A diferencia de lo que ocurre en Europa y en el mundo, el sistema aeroportuario español es radial y la gestión está centralizada en manos de Aena. Resulta una antigualla. Es un sistema unificado en el que los pocos aeropuertos que ganan dinero (como los de Barcelona o Madrid) financian aquellos que pierden (la mayoría). No hay competencia entre aeropuertos, ya que todo lo controla Aena y es Aena quien manda sobre cada uno y también sobre el conjunto del sistema.Solo hay dos explicaciones para la actitud de Lucena. Una: es más papista que el Papa. O sea, más centralista que Pedro Sánchez y Óscar Puente, ministro de Transportes, sumados.
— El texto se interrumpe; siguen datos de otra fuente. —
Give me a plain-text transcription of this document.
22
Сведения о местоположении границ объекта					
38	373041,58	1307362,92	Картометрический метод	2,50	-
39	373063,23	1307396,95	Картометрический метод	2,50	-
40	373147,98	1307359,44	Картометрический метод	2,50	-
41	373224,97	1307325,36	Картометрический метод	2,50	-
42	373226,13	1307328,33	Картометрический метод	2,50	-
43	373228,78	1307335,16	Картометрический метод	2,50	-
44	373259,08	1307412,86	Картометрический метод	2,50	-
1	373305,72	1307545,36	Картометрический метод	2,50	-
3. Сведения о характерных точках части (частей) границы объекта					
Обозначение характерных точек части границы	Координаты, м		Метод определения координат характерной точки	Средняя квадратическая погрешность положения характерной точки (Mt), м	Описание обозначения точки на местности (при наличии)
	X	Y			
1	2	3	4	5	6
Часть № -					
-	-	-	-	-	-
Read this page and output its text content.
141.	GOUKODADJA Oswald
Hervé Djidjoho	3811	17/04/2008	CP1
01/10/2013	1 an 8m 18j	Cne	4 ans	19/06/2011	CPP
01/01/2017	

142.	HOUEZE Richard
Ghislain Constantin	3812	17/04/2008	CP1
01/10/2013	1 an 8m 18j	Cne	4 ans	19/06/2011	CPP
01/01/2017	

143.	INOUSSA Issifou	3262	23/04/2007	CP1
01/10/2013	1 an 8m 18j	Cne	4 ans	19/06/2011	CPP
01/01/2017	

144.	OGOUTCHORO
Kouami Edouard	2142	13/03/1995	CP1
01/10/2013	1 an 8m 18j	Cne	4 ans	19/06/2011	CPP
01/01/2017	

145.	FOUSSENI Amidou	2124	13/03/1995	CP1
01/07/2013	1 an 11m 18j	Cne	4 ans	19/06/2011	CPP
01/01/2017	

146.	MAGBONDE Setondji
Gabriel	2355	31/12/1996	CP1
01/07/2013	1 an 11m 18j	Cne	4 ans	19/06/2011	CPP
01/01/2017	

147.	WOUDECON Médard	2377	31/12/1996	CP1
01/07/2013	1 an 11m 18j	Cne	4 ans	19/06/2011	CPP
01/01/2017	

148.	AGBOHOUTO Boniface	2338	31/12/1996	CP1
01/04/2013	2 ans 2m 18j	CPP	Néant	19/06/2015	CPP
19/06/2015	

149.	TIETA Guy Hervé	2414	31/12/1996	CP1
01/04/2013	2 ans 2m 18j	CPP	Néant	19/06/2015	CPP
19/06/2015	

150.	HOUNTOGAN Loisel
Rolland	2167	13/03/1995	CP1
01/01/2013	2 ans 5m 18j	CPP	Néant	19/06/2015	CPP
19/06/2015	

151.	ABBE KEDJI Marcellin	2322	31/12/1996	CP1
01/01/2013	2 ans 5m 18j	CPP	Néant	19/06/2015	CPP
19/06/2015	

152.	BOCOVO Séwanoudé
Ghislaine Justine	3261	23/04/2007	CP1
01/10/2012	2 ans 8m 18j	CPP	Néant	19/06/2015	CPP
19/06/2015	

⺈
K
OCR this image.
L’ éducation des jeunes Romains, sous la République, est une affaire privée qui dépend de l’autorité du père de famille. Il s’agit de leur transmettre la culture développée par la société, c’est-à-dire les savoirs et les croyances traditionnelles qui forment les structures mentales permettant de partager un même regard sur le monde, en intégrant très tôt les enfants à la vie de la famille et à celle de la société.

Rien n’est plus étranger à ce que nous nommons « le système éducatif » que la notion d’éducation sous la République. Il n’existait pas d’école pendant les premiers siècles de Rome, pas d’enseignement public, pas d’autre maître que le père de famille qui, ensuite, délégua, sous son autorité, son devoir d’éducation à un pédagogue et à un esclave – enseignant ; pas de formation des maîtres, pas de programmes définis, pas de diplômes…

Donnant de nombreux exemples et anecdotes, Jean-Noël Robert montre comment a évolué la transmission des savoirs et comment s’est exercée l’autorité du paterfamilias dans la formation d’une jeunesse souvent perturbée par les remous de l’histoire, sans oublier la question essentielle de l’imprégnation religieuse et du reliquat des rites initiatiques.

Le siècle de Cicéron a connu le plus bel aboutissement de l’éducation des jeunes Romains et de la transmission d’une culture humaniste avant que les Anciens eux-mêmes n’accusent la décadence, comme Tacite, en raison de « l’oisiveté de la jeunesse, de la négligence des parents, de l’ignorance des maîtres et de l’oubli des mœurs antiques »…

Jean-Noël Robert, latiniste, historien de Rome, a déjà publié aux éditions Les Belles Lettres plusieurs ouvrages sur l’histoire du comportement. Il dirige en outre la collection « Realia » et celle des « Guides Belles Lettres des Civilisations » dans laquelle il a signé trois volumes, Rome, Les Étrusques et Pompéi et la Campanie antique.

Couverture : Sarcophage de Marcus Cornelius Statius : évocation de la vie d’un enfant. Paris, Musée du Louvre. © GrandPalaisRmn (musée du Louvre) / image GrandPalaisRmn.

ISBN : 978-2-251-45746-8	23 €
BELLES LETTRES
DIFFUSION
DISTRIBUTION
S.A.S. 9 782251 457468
Si nos atenemos a esta explicación, querría decir que está haciendo el trabajo sucio del ejecutivo central poniendo impedimentos al cumplimiento de aquello que el PSC prometió a ERC a cambio de la investidura de Illa. Segunda posibilidad: lo que pretende Lucena es calmar a los accionistas privados de la compañía que preside. El mismo Lucena ha subrayado —para otorgar más peso a su rechazo radical— que, si se cediera algún poder a Cataluña, los accionistas privados de la compañía podrían emprender acciones legales. Se ha de considerar también la posibilidad, claro está, de que ambas explicaciones sean acertadas al mismo tiempo. Por cierto, ¿quiénes son estos accionistas privados de Aena? Pues, por ejemplo, BlackRock, el gestor privado de fondos más grande del mundo, con aproximadamente el 5% del capital. BlackRock es, después del gobierno español (51%), quien más acciones tiene, una inversión que resulta un negocio de lo más sabroso.La actitud de Lucena nos puede hacer temer perfectamente que el aeropuerto de El Prat nos lo tengamos que pintar, los catalanes, al óleo. Esto a pesar de que el pacto de investidura de Illa con los de Oriol Junqueras dice bien claro que se pretende “tener un papel determinante en la definición, articulación y gestión del nuevo sistema aeroportuario catalán”. Algo similar está pasando con el traspaso del IRPF. O, más disimulado, lo que se está cociendo en el caso de Rodalies, donde el gobierno español se reservará el derecho de tirar por tierra cualquier decisión que no le plazca.